Random House/Pantheon
Shoplifter by Michael Cho (Sept. 2, hardcover, $19.95, ISBN 978-0-307-91173-5). Corinna Park used to have big plans, but she’s been working at the same advertising agency for the past five years. Corinna knows there must be more to life, and she faces the same question as does everyone in her generation: how to find it?
Sugar Skull by Charles Burns (Dec. 2, hardcover, $23, ISBN 978-0-307-90790-5). The long, strange trip that began in X’ed Out and continued in The Hive reaches its mind-bending, heartbreaking end, but not before Doug is forced to deal with the lie he’s been telling himself since the beginning.

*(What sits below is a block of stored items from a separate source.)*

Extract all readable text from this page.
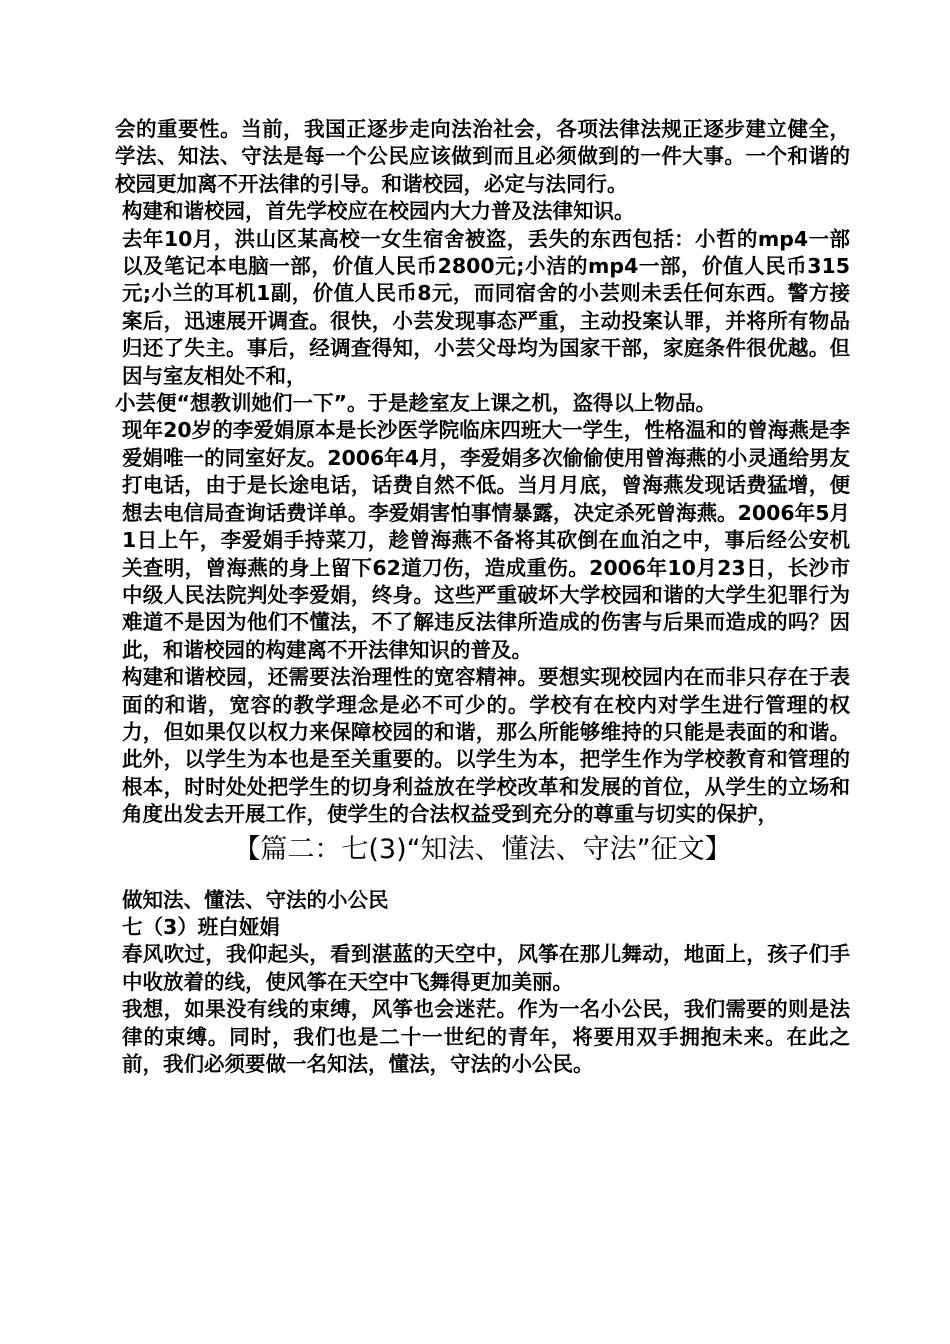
会的重要性。当前，我国正逐步走向法治社会，各项法律法规正逐步建立健全，学法、知法、守法是每一个公民应该做到而且必须做到的一件大事。一个和谐的校园更加离不开法律的引导。和谐校园，必定与法同行。

构建和谐校园，首先学校应在校园内大力普及法律知识。

去年10月，洪山区某高校一女生宿舍被盗，丢失的东西包括：小哲的mp4一部以及笔记本电脑一部，价值人民币2800元;小洁的mp4一部，价值人民币315元;小兰的耳机1副，价值人民币8元，而同宿舍的小芸则未丢任何东西。警方接案后，迅速展开调查。很快，小芸发现事态严重，主动投案认罪，并将所有物品归还了失主。事后，经调查得知，小芸父母均为国家干部，家庭条件很优越。但因与室友相处不和，

小芸便“想教训她们一下”。于是趁室友上课之机，盗得以上物品。

现年20岁的李爱娟原本是长沙医学院临床四班大一学生，性格温和的曾海燕是李爱娟唯一的同室好友。2006年4月，李爱娟多次偷偷使用曾海燕的小灵通给男友打电话，由于是长途电话，话费自然不低。当月月底，曾海燕发现话费猛增，便想去电信局查询话费详单。李爱娟害怕事情暴露，决定杀死曾海燕。2006年5月1日上午，李爱娟手持菜刀，趁曾海燕不备将其砍倒在血泊之中，事后经公安机关查明，曾海燕的身上留下62道刀伤，造成重伤。2006年10月23日，长沙市中级人民法院判处李爱娟，终身。这些严重破坏大学校园和谐的大学生犯罪行为难道不是因为他们不懂法，不了解违反法律所造成的伤害与后果而造成的吗？因此，和谐校园的构建离不开法律知识的普及。

构建和谐校园，还需要法治理性的宽容精神。要想实现校园内在而非只存在于表面的和谐，宽容的教学理念是必不可少的。学校有在校内对学生进行管理的权力，但如果仅以权力来保障校园的和谐，那么所能够维持的只能是表面的和谐。此外，以学生为本也是至关重要的。以学生为本，把学生作为学校教育和管理的根本，时时处处把学生的切身利益放在学校改革和发展的首位，从学生的立场和角度出发去开展工作，使学生的合法权益受到充分的尊重与切实的保护，

【篇二：七(3)“知法、懂法、守法”征文】

做知法、懂法、守法的小公民

七（3）班白娅娟

春风吹过，我仰起头，看到湛蓝的天空中，风筝在那儿舞动，地面上，孩子们手中收放着的线，使风筝在天空中飞舞得更加美丽。

我想，如果没有线的束缚，风筝也会迷茫。作为一名小公民，我们需要的则是法律的束缚。同时，我们也是二十一世纪的青年，将要用双手拥抱未来。在此之前，我们必须要做一名知法，懂法，守法的小公民。
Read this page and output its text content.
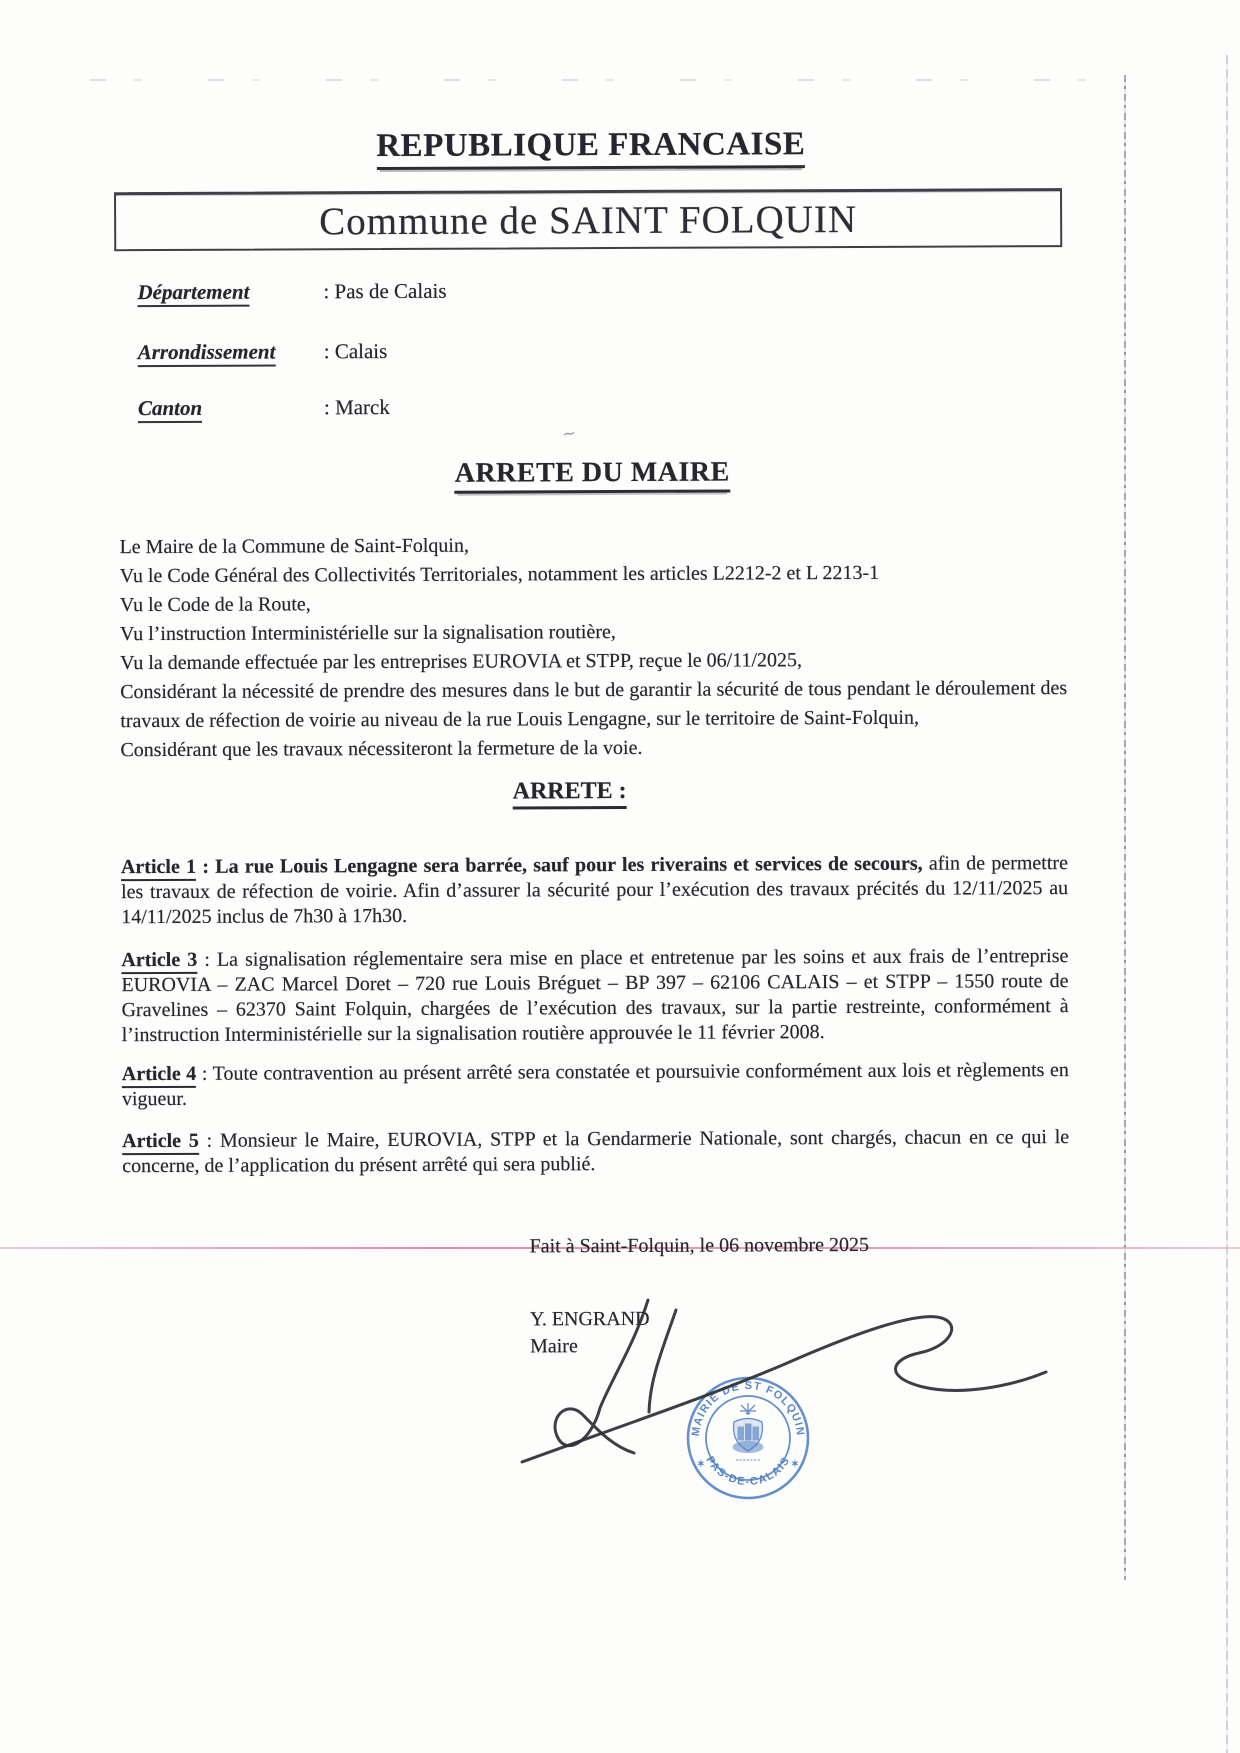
∼
REPUBLIQUE FRANCAISE
Commune de SAINT FOLQUIN
Département	: Pas de Calais
Arrondissement : Calais
Canton	: Marck
ARRETE DU MAIRE
Le Maire de la Commune de Saint-Folquin,
Vu le Code Général des Collectivités Territoriales, notamment les articles L2212-2 et L 2213-1
Vu le Code de la Route,
Vu l’instruction Interministérielle sur la signalisation routière,
Vu la demande effectuée par les entreprises EUROVIA et STPP, reçue le 06/11/2025,
Considérant la nécessité de prendre des mesures dans le but de garantir la sécurité de tous pendant le déroulement des travaux de réfection de voirie au niveau de la rue Louis Lengagne, sur le territoire de Saint-Folquin,
Considérant que les travaux nécessiteront la fermeture de la voie.
ARRETE :

Article 1 : La rue Louis Lengagne sera barrée, sauf pour les riverains et services de secours, afin de permettre les travaux de réfection de voirie. Afin d’assurer la sécurité pour l’exécution des travaux précités du 12/11/2025 au 14/11/2025 inclus de 7h30 à 17h30.

Article 3 : La signalisation réglementaire sera mise en place et entretenue par les soins et aux frais de l’entreprise EUROVIA – ZAC Marcel Doret – 720 rue Louis Bréguet – BP 397 – 62106 CALAIS – et STPP – 1550 route de Gravelines – 62370 Saint Folquin, chargées de l’exécution des travaux, sur la partie restreinte, conformément à l’instruction Interministérielle sur la signalisation routière approuvée le 11 février 2008.

Article 4 : Toute contravention au présent arrêté sera constatée et poursuivie conformément aux lois et règlements en vigueur.

Article 5 : Monsieur le Maire, EUROVIA, STPP et la Gendarmerie Nationale, sont chargés, chacun en ce qui le concerne, de l’application du présent arrêté qui sera publié.

Fait à Saint-Folquin, le 06 novembre 2025
Y. ENGRAND
Maire
MAIRIE DE ST FOLQUIN
PAS-DE-CALAIS
✶	✶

Here by Richard McGuire (Oct. 7, hardcover, $35, ISBN 978-0-375-40650-8). In this story of a corner of a room and the events that happened in that space while moving forward and backward in time, the book experiments with the formal properties of comics, using multiple panels to convey the different moments in time. 25,000-copy announced first printing.
Picador
The Gigantic Beard That Was Evil by Stephen Collins (Oct. 7, hardcover, $20, ISBN 978-1-250-05039-7). In this fairy tale for adults, on the island of Here, conduct is orderly, lawns are neat, and citizen Dave is most fastidious of them all. But on one fateful day, his life is upended by an unstoppable beard.
Rebellion/2000AD
Zenith: Phase 1 by Grant Morrison and Steve Yeowell (Oct., hardcover, $25, ISBN 978-1-78108-276-8). Morrison’s first comics masterpiece has been unavailable to trade for 20 years, but is republished in a stunning new hardcover edition.
Running Press
The Mammoth Book of Cult Comics by Ilya (Dec. 2, paper, $17.95, ISBN 978-0-7624-5468-6) brings back lost classics from recent decades of underground and independent British and American comic-strip art.
Simon & Schuster
Masterful Marks: Cartoonists Who Changed the World by Monte Beauchamp (Sept. 2, hardcover, $24.99, ISBN 978-1-4516-4919-2). A first-of-its-kind collection of graphic biographies of the visionary artists who pioneered the modern era of comics, drawn by today’s foremost illustrators.
Valiant Comics
Rai, Vol. 1: Welcome to New Japan by Matt Kindt and Clayton Crain (Oct. 14, paper, $9.99, ISBN 978-1-939346-41-4). In the year 4001, the first murder in a thousand years can only be solved by the folk hero known as Rai.
VIZ Media
Yukarism, Vol. 1 by Chika Shiomi (Dec. 2, paper, $9.99, ISBN 978-1-4215-7590-2). Because of his ability to return to his past life, Yukari Kobayakawa unravels the karmic relationship with a beautiful classmate
Assassination Classroom, Vol. 1 by Yusei Matsui (Dec. 2, paper, $9.99, ISBN 978-1-4215-7607-7) is a dark comedy about junior high school students who have a new teacher: an alien octopus with bizarre powers and unlimited strength, who’s just destroyed the moon and is threatening to destroy the Earth—unless they can take him out first.
World Trigger, Vol. 1 by Daisuke Ashihara (Oct. 7, paper, $9.99, ISBN 978-1-4215-7764-7). Osamu Mikumo isn’t the most elite warrior, but along with his neighbor and friend Yuma and the help of co-opted alien weapons, he will do his best to defeat an invasion of aliens from another dimension.